Terus terang secara umum, adalah sifat seorang ksatria. Dalam berprilaku yang berterus terang, ada kadar kejujuran di dalamnya. Kalau kita yang berbuat salah, maka secara terus terang kita akui. Minta maaf dan mengganti bila ada sesuatu yang dirusakkan. Berterus terang tentang diri kita tentu saja sebuah langkah yang sangat positif, sehingga orang tidak pernah merasa menyesal bersahahat dengan kita.
Berterus terang, bahwa kita berasal dari keluarga miskin dan pernah menekuni pekerjaan sebagai buruh, juga tidak menjadi masalah. Secara tidak langsung kita ingin menampilkan :" inilah diri saya yang sesungguhnya" Tidak ada yang disembunyikan dan tidak ada yang dimanipulasi.
Namun terus terang ini, tentu tidak dapat dijadikan takaran dalam memberikan penilaian terhadap orang lain. Walaupun hidup itu penuh dengan penilaian-penilaian. Namun perlu ada kearifan hidup dalam memberikan penilaian terhadap sesuatu yang berada di luar diri kita.
Karena hidup itu tidak dapat dipatok berdasarkan hitam dan putih. Dan juga tidak dapat dimatematikakan. Karena hidup bersifat dinamika, yang bergerak dari waktu ke waktu dan dari satu kejadian pada kejadian lainnya. Apa yang bagus dan baik menurut kita, belum tentu bagus dan baik juga bagi orang lain.
Oleh sebab itu sifat terus terang yang mungkin kita miliki, tentu harus diterjemahkan secara arif dan bijak. Agar jangan sampai sifat terus terang ini, menyebabkan orang lain terluka. Kita dapat saja bersikeras mengatakan: ”memang dari sononya saya begitu. Saya orang yang suka berterus terang dan tidak suka berdiplomasi!”

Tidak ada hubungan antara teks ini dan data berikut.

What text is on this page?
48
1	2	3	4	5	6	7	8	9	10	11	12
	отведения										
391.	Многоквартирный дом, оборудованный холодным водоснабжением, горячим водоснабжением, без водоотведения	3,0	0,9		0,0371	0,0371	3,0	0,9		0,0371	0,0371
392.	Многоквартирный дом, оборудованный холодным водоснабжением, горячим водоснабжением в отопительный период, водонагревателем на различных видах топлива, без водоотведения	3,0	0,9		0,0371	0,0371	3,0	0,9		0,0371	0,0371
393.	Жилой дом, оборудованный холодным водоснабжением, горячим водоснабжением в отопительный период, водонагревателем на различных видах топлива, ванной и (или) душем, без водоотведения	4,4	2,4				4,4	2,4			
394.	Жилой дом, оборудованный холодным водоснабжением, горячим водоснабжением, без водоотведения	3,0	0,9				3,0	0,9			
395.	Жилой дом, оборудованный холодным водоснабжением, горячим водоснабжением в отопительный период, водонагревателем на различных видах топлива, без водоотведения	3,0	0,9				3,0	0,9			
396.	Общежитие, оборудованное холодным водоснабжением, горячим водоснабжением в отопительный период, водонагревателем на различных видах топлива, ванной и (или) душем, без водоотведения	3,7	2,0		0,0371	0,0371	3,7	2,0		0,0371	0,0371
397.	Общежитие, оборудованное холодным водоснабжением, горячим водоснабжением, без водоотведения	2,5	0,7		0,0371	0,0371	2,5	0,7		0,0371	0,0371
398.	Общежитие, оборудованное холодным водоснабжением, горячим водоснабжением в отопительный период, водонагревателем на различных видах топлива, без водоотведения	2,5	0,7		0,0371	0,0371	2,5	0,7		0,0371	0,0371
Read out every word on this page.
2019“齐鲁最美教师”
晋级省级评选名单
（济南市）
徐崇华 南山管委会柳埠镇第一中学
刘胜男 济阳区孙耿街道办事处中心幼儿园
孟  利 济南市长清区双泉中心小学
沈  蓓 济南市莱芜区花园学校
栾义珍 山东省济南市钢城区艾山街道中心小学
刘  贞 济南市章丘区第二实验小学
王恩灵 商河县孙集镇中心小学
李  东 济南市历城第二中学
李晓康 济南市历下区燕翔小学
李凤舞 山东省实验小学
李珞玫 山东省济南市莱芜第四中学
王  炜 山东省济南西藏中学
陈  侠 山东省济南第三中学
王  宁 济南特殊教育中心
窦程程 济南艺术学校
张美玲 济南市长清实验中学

Tentu saja ini adalah hak kita, namun menerapkan apa yang menjadi hak kita, tentu tidak harus dengan melukai perasaan orang lain.
Contoh Contoh Kehidupan:
Kita diundang makan di restoran. Selesai makan, sahabat yang mengundang berbasa-basi menanyakan: ”Gimana tadi masakannya?”
Nah, karena bangga dengan sifat ”terus terang” yang dimiliki, terus mulut kita mencerocos ”aduh, maaf, saya tidak suka, terlalu asin. Rasanya gimana tuh!” Gimana kira-kira perasaan sahabat yang mengundang kita?
Atau bertemu dengan sahabat lama , yang sedang berjalan dengan istrinya. Sambil bersalaman, sahabat kita memperkenalkan istrinya ”kenalkan, ini istri saya”
Nah, sekali lagi, karena merasa sejak dari sononya terlahir sebagai orang yang suka berterus terang, langsung saja mulut kita mencuapkan kalimat ”Oooh istrinya...hmmm tadinya saya kira ibu kamuu”
Bisa dibayangkan, akibat egoisme kita berbangga diri sebagai orang yang suka berterus terang, kita sudah melukai hati sahabat kita. Maka pertemuan antara sahabat lama, yang seharusnya merupakan momentum mengembirakan, sudah secara serta merta terpupus dengan sikap dan ucapakan kita yang “terus terang.”
Kalau Tidak Bisa Menyenangkan, Janganlah Melukai Hati Orang
Sesungguhnya prinsip hidup itu tidak usah mencontoh pakar pakar dunia, yang membahas tentang bagaimana seharusnya menjalani kehidupan sosial kita. Dengan falsafah hidup yang sangat sederhana, kita sudah dapat melangkah dengan mantap, meniti jalan hidup di Universitas Kehidupan ini. Yakni ”kalau tidak dapat menyenangkan, janganlah melukai hati orang.”
Bila tidak dapat memberikan komentar yang positif, lebih baik memilih berdiam diri. Dalam hal ini mungkin berlaku ”Silent is Gold” daripada kita asmong atau asal ngomong, yang melukai hati orang. Bila tidak dapat meringankan beban orang, jangan pula membebani. Bila terlalu berat untuk memberikan sepatah kata pujian, tidak perlu menggantinya dengan sebuah cercaan.
Jangan lupa, hidup Cuma sekali. Buatlah menjadi berarti. Sehingga kelak nama kita akan tinggal dalam kenangan manis orang banyak.
Harimau mati meninggalkan belang, manusia hendaknya meninggalkan kesan yang indah.